Aktivis vegan sekaligus pegiat kuliner nabati, Helga Angelina, mengungkapkan bahwa kunci utama kesehatan bukan sekadar menghindari daging, melainkan memperhatikan kualitas asupan pangan yang dikonsumsi sehari-hari. Banyak pemula terjebak mengonsumsi makanan olahan yang berlabel vegan tanpa menyadari tingginya kandungan garam, gula, dan lemak jenuh di dalamnya.
"Menjadi vegan bukan berarti otomatis langsung sehat jika piring makan kita masih didominasi oleh makanan olahan ultra-proses, gorengan tepung, dan minuman tinggi gula. Kuncinya ada pada pola makan nabati utuh atau whole food plant-based," ujar Helga dalam sebuah diskusi kesehatan.
Fase Awal: Menjamurnya Makanan Olahan Berlabel Vegan
Dalam perkembangannya, industri pangan merespons kenaikan minat masyarakat dengan memproduksi aneka produk tiruan daging (plant-based meat), keju nabati, serta camilan cepat saji vegan. Kendati mempermudah transisi, produk-produk olahan pabrik ini kerap melewati proses pemurnian tinggi yang menghilangkan serat alami serta mikronutrien penting.

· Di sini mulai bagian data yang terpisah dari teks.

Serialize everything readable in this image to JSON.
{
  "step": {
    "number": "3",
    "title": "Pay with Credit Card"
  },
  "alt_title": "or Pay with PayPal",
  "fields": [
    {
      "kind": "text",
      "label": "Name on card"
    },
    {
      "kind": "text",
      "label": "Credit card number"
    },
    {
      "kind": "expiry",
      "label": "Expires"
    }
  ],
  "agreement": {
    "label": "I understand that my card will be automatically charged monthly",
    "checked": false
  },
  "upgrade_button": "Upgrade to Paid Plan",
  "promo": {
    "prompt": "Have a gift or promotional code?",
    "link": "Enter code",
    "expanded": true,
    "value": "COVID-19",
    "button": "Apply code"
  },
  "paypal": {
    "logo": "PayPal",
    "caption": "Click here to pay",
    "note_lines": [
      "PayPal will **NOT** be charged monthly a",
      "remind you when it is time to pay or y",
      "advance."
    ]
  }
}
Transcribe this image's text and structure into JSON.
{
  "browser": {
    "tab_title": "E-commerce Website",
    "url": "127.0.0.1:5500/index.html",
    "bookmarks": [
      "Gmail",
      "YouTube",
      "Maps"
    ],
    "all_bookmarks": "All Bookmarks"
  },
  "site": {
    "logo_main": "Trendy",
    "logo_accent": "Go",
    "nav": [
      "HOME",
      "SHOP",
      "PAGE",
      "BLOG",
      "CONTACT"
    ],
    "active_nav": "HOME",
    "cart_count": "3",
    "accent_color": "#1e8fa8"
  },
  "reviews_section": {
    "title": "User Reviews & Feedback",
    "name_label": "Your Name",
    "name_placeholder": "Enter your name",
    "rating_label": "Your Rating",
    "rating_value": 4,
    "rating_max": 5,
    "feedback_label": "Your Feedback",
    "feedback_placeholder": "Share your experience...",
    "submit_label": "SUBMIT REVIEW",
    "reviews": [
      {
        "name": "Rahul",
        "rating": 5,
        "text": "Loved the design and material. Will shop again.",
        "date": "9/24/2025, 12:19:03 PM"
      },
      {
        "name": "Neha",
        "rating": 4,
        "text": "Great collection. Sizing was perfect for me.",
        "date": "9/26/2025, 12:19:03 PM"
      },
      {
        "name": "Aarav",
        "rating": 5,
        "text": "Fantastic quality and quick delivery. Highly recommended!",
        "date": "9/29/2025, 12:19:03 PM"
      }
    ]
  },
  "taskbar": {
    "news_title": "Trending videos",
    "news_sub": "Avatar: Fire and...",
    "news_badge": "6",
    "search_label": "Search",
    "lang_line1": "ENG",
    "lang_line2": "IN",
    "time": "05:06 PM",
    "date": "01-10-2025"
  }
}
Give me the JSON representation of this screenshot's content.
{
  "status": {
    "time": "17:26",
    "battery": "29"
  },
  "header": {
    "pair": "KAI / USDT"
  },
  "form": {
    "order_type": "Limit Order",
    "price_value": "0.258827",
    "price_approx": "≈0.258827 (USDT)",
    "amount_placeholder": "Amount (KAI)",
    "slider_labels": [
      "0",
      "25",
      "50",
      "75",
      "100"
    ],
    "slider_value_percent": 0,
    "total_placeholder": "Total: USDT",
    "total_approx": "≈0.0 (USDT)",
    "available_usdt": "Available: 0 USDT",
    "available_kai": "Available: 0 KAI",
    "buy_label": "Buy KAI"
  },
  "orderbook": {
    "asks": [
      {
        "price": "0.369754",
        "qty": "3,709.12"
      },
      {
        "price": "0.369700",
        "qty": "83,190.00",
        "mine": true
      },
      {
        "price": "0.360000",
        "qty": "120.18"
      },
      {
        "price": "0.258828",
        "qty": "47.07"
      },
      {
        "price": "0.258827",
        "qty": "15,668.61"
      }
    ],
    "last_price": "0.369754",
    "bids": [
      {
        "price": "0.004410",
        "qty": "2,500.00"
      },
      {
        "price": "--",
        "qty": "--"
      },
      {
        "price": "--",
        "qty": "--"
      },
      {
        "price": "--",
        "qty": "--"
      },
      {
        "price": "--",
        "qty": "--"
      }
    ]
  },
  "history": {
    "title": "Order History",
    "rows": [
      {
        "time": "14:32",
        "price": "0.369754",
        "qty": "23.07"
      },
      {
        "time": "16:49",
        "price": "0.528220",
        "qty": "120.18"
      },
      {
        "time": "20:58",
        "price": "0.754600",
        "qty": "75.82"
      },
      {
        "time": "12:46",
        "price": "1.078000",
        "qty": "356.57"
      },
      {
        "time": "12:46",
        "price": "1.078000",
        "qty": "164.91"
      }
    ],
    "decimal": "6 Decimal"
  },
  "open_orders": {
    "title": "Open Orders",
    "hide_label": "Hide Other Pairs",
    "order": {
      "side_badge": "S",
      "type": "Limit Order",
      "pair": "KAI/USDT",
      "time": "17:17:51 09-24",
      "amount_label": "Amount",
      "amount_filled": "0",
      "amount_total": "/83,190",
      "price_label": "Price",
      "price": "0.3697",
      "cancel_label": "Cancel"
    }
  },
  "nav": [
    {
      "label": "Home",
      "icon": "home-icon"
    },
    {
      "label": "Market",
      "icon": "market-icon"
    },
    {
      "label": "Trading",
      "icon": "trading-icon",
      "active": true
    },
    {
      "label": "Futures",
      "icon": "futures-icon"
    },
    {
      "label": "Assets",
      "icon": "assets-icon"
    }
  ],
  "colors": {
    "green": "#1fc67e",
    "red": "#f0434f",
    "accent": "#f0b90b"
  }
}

Akibatnya, pelaku diet vegan yang bergantung pada makanan cepat saji justru berpotensi mengalami kenaikan berat badan, peningkatan kadar kolesterol jahat, hingga lonjakan gula darah. Kondisi ini membuktikan bahwa label "nabati" tidak serta-merta menjamin status nutrisi sebuah produk pangan.
Identifikasi Risiko: Defisiensi Mikronutrien Vital
Laporan medis dan ahli gizi klinis mencatat beberapa risiko kesehatan utama yang kerap mengintai pelaku vegan apabila tidak merancang menu secara seimbang:
- Defisiensi Vitamin B12: Nutrisi ini esensial untuk pembentukan sel darah merah dan fungsi saraf, yang secara alami hanya ditemukan pada sumber hewani sehingga memerlukan suplementasi khusus.
- Kekurangan Zat Besi dan Seng (Zinc): Zat besi non-heme dari tumbuhan memiliki tingkat penyerapan lebih rendah dibandingkan zat besi heme dari daging, memicu risiko anemia jika tidak dipadukan dengan asupan vitamin C.
- Krisis Asam Lemak Omega-3: Ketiadaan asupan ikan berminyak dapat menyebabkan defisiensi EPA dan DHA yang krusial untuk kesehatan jantung dan otak.
- Ketidakseimbangan Protein: Kurangnya variasi sumber nabati seperti kacang-kacangan, tempe, tahu, dan biji-bijian dapat memicu hilangnya massa otot.
Rekomendasi: Langkah Tepat Menerapkan Pola Nabati Sehat
Untuk memetik manfaat optimal dari diet vegan sekaligus menekan risiko komplikasi kesehatan, para pakar menyarankan beberapa pedoman konsumsi berkelanjutan:
- Memprioritaskan bahan pangan utuh seperti sayuran hijau, buah-buahan segar, umbi-umbian, dan legum lokal.
- Membatasi konsumsi makanan tiruan berbahan pengawet tinggi serta makanan yang digoreng rendam (deep fried).
- Melakukan pemeriksaan darah secara berkala dan mengonsumsi suplemen vitamin B12 serta vitamin D sesuai anjuran dokter.